Mein unfassbar süßer Neffe hat kürzlich die wundersame Wirkung eines Wortes entdeckt.
Eines wahren Zauberwortes.
Er ruft es in die Welt hinaus und die ändert sich.
Zumindest ein bisschen.
Wenn es gut läuft.
(Wenn nicht, dann läuft es so gar nicht mehr gut, aber das ist eine ganz andere Geschichte ;-)...)

Welches Wort ich meine?
Ach, das hast Du doch sicher schon erraten, längst.

Das hübsche kleine Wörtchen heißt: Nein.

‚Nein’ ist eine Wunderwaffe, ‚Nein’ grenzt mich von allen anderen ab, ‚Nein’ ist klar und deutlich und drückt meine Meinung aus.

Tut es das?
Beziehungsweise...tust DU das?
Klar und deutlich Deine Meinung ausdrücken, Dich abgrenzen von Dingen, die Dir nicht zusagen, von Situationen und Menschen und Anforderungen?

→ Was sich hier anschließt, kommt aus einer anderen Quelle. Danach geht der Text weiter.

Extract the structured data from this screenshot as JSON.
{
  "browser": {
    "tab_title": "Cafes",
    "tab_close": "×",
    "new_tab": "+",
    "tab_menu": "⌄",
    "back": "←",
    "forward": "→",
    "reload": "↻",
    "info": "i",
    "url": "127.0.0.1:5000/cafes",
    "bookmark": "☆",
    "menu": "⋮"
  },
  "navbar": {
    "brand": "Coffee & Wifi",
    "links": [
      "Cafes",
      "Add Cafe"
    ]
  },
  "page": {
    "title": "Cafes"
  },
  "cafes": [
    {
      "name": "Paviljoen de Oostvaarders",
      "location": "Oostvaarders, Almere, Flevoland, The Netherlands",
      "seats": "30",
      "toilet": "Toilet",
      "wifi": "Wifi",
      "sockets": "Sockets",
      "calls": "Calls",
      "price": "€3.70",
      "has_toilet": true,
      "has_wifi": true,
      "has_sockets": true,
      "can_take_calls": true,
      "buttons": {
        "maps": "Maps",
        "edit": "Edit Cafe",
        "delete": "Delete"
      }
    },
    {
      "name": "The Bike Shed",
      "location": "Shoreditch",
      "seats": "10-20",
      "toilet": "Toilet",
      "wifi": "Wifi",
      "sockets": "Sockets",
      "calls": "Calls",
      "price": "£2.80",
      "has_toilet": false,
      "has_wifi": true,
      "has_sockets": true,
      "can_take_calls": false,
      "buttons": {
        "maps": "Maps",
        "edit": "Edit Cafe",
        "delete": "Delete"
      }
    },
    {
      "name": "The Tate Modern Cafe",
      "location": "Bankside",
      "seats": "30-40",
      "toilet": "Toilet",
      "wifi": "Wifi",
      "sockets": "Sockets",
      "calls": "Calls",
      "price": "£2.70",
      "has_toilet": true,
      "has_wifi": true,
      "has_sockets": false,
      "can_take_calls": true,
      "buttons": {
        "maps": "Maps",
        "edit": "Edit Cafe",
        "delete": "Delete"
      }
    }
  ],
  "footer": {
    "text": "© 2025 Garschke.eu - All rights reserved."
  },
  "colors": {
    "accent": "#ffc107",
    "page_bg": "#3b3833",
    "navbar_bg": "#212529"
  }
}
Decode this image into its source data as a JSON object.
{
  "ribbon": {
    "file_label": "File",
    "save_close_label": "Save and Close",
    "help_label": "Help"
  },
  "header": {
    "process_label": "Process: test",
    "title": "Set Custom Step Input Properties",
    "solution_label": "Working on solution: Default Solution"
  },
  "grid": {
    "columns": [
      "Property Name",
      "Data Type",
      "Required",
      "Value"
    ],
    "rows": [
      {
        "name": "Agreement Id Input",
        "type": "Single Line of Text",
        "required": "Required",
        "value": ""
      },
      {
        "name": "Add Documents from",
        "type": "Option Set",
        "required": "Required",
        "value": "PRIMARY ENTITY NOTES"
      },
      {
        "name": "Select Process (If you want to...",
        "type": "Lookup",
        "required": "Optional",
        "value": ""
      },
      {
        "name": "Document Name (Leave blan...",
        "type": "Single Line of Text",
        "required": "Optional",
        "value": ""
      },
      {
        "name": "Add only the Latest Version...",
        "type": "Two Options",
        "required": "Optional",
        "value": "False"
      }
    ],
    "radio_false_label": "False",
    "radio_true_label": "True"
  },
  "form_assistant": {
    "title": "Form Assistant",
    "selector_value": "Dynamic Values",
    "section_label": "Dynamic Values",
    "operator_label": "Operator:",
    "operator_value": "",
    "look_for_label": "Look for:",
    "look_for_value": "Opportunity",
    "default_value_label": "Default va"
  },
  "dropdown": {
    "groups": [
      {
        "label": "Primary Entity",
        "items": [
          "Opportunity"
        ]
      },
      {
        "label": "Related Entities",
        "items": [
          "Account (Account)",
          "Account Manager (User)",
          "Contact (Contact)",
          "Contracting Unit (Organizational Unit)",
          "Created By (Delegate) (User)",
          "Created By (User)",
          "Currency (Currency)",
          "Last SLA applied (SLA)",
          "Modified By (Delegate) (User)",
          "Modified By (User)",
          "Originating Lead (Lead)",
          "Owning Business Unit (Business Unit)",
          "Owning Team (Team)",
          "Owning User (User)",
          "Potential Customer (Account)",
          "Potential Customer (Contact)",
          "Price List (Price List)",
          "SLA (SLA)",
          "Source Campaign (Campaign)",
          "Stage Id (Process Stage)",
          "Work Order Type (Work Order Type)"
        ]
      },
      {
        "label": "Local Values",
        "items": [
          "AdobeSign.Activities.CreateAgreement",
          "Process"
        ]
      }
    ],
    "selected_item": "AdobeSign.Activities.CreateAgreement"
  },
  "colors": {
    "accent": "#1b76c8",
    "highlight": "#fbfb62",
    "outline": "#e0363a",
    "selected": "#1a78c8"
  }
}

Ich fürchte, ich kenne die Antwort.
Ich selbst würde nämlich wohl die gleiche geben. Sie lautet: Nein.

Wann verlernen wir das Nein?
Wann wird uns eingetrichtert, es sei besser und einfacher, im Leben vielem zuzustimmen, als deutlich Position zu beziehen?
Wie oft finden wir uns selbst in Situationen wieder, die uns so gar nicht zusagen – weil wir nicht rechtzeitig ‚Nein’ gesagt haben – wenn wir es denn überhaupt getan haben?

Ich ertappe mich selbst häufig dabei, ein klares ‚Nein’ zu umgehen, ganz unbewusst.
Ein kleines Beispiel des heutigen Tages? 
Mir wird Kaffee angeboten, den ich in dem Moment nicht möchte und was sage ich? ‚Danke’ – und meine doch: ‚Nein, aber es ist sehr nett, an mich zu denken, das freut mich.’

Wir nicken höflich und stumm, wenn wir jemanden nicht vor den Kopf stoßen möchten, obwohl wir seiner Meinung so gar nicht zustimmen können, wir seufzen und verdrehen (innerlich) die Augen, wenn wir um unmögliche Gefallen gebeten werden – und tun sie dennoch, denn wir wollen ja gemocht werden.

Wir sind häufig so sehr bemüht, anderen zu gefallen, dass wir das Wichtigste überhaupt vergessen – uns SELBST zu gefallen.

Denn zu uns selbst können wir ganz wunderbar Nein sagen.

‚Ich habe solche Lust auf eine heiße Badewanne – Nein, die Spülmaschine muss noch ausgeräumt werden!’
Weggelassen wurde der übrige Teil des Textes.